Por seu lado, o presidente brasileiro Luiz Inácio Lula da Silva (PT) denunciou especificamente os subsídios à agricultura na Europa e Estados Unidos. ''É preciso pôr um fim aos subsídios escandalosos que muitos países desenvolvidos concedem à sua produção e a suas exportações agrícolas, que geram graves distorções entre países na economia mundial'', declarou Lula.
Wen apelou ''às Nações Unidas, ao Banco Mundial e às outras organizações internacionais que façam melhor seu trabalho, investindo mais recursos e lançando uma campanha conjunta contra a pobreza''. Ao mesmo tempo, o primeiro-ministro chinês insistiu na ''importância do respeito ao direito de cada país a um desenvolvimento independente, o direito dos povos de escolher seu caminho e sua forma de desenvolvimento à luz de sua situação nacional''.
Em uma referência apenas velada aos Estados Unidos, pediu ''democracia nas relações internacionais''. O presidente Lula insistiu na necessidade de dar prioridade às questões sociais nas relações internacionais. ''Não resolveremos o problema da pobreza enquanto não conseguirmos combinar o crescimento com a equidade social'', disse.

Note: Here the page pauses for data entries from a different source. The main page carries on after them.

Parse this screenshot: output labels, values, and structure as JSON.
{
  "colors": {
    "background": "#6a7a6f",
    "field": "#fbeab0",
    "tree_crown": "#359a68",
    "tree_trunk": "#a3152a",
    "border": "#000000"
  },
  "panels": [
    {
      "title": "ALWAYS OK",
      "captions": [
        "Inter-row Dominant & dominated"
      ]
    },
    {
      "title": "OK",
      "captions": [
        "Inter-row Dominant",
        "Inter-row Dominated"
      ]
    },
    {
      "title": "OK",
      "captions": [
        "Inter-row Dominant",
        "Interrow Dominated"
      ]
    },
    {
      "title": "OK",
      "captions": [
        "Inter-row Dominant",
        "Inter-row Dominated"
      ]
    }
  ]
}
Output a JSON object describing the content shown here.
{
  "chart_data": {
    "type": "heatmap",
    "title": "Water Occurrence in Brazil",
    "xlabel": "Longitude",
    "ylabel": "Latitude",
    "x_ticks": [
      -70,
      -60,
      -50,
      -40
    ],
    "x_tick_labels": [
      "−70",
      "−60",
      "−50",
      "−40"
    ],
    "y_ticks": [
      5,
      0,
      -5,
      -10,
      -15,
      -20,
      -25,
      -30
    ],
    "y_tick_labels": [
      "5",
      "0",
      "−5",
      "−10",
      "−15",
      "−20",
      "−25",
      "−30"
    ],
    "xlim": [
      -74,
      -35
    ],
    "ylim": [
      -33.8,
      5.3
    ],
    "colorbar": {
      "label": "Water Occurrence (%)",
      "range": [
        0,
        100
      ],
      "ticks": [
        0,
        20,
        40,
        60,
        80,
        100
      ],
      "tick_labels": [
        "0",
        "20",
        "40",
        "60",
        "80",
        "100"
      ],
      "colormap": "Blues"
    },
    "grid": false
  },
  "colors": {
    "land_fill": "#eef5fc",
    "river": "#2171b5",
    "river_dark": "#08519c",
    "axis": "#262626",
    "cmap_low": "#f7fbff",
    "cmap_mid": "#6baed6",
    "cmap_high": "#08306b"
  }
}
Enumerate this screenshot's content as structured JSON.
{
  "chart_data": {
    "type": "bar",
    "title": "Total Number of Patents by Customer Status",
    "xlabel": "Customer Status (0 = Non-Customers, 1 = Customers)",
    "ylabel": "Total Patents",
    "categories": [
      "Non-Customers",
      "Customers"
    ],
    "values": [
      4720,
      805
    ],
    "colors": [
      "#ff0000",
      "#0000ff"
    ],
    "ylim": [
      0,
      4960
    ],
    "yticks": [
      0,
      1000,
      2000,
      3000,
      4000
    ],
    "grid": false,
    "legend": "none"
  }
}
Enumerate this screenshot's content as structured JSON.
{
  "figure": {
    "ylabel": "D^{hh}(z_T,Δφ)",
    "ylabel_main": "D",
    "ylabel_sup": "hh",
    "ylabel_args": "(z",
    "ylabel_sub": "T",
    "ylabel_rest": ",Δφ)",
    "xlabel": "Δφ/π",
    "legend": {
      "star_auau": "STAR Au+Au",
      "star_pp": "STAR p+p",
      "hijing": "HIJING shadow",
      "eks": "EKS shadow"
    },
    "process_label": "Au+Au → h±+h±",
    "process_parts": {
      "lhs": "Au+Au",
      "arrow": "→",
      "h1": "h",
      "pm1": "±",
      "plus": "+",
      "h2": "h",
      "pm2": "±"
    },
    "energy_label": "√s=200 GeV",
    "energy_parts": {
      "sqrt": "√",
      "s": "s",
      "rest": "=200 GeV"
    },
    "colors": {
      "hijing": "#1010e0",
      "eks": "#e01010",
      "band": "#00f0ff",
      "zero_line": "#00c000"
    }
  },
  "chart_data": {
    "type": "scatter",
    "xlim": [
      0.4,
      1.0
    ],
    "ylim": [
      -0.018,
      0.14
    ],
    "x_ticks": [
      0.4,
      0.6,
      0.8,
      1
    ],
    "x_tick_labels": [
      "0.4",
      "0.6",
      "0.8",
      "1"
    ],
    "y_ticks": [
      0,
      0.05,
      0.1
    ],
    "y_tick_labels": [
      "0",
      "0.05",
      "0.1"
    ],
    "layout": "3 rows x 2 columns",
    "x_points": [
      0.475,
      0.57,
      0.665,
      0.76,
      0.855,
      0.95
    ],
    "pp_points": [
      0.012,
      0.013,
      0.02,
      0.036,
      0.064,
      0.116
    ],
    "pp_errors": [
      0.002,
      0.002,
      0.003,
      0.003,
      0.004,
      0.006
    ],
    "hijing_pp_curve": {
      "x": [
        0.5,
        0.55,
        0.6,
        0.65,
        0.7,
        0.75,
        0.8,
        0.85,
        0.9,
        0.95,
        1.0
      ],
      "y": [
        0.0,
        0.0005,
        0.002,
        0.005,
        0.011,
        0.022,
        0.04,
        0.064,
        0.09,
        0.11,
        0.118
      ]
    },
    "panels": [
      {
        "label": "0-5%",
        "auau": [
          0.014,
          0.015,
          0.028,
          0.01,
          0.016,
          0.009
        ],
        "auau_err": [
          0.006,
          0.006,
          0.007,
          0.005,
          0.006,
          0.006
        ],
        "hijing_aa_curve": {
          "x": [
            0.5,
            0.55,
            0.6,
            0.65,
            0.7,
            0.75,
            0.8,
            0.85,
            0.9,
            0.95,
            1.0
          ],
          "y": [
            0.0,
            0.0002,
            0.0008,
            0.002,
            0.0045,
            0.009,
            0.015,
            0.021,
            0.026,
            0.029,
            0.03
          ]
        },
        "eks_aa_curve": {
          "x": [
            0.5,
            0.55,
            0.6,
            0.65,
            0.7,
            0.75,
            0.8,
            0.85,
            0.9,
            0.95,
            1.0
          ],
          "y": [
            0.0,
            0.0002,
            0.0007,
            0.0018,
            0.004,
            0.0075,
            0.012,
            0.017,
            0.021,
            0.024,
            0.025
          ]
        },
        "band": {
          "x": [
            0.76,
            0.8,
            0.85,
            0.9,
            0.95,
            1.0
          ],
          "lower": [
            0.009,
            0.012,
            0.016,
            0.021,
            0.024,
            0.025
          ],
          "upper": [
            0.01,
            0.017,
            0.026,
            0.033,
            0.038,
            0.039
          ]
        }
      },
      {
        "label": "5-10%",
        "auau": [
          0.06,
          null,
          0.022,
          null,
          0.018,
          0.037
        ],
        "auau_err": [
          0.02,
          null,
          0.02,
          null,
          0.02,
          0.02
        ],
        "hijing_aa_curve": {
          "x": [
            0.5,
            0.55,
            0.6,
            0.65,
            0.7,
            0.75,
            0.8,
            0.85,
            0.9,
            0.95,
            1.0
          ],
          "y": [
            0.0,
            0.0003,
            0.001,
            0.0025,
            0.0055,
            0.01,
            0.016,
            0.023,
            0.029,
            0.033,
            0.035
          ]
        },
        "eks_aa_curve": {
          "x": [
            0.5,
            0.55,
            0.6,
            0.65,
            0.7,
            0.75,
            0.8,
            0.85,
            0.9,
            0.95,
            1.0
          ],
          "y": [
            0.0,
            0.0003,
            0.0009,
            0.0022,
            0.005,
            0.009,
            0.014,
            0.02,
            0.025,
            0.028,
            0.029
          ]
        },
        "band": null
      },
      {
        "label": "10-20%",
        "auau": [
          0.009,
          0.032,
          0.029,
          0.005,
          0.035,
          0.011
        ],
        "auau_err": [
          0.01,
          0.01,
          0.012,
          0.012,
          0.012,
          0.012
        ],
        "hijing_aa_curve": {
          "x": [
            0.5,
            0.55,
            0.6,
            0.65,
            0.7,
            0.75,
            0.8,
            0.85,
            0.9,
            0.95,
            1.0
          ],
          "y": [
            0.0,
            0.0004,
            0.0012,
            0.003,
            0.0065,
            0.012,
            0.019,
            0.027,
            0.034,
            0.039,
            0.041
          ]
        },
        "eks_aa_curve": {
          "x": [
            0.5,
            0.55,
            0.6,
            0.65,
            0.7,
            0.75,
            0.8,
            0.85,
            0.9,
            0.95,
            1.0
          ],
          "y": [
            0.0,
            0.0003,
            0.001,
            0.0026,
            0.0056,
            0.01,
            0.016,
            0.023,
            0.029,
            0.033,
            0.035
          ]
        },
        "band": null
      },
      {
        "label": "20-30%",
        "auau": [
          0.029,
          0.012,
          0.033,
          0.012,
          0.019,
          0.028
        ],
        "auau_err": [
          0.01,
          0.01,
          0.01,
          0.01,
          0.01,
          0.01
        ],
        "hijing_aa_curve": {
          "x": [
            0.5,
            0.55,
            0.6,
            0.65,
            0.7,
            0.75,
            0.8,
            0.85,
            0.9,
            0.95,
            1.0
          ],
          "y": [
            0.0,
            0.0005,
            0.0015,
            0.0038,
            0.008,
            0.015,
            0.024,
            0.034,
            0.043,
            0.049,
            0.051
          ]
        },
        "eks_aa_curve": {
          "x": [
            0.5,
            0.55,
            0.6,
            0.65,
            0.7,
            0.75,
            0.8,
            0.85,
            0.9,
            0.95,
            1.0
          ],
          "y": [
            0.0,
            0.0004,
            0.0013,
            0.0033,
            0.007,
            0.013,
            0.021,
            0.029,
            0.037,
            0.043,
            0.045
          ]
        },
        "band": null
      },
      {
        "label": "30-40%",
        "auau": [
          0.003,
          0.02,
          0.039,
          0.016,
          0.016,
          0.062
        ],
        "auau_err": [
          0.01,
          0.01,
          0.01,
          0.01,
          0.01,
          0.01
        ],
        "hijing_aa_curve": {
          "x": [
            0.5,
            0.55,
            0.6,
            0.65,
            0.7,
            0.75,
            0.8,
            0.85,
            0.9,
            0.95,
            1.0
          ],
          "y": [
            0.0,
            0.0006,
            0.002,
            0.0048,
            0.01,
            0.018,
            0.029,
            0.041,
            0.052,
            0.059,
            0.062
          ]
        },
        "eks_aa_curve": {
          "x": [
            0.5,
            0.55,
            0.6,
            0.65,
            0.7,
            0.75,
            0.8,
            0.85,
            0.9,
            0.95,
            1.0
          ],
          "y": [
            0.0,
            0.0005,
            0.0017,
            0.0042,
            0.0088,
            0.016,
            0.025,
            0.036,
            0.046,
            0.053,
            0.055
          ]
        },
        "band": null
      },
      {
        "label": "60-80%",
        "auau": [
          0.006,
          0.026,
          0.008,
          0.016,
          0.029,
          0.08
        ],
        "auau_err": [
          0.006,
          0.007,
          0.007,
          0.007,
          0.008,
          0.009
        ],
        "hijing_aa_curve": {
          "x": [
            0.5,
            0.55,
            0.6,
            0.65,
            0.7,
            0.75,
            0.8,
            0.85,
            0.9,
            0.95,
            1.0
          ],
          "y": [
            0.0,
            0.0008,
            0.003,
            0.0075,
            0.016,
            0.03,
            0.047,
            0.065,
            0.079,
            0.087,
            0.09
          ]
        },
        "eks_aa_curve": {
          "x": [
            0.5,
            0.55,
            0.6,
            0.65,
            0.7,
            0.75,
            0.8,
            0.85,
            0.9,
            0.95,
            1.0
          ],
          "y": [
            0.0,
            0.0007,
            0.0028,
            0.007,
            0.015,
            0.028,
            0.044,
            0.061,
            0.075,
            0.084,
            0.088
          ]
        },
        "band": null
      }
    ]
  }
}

Lula destacou que a luta contra a pobreza necessita de uma atenção que supere as medidas de emergência ou caritativas, quando mais de um bilhão de pessoas no mundo vivem com menos de um dólar por dia. ''A fome é a pior das armas de destruição em massa'', destacou. Na terça-feira em Pequim, Lula tinha dito que é ''necessário reequilibrar a agenda internacional e que atualmente só se preocupa com questões de segurança''.
Com o título ''Reduzir a pobreza, apoiar o crescimento, o que funciona e o que não funciona e por quê'', a conferência organizada pelo Banco Mundial e o Governo chinês, primeira em seu gênero, busca colocar em conjunto todas essas experiências para reduzir a pobreza à metade antes de 2015.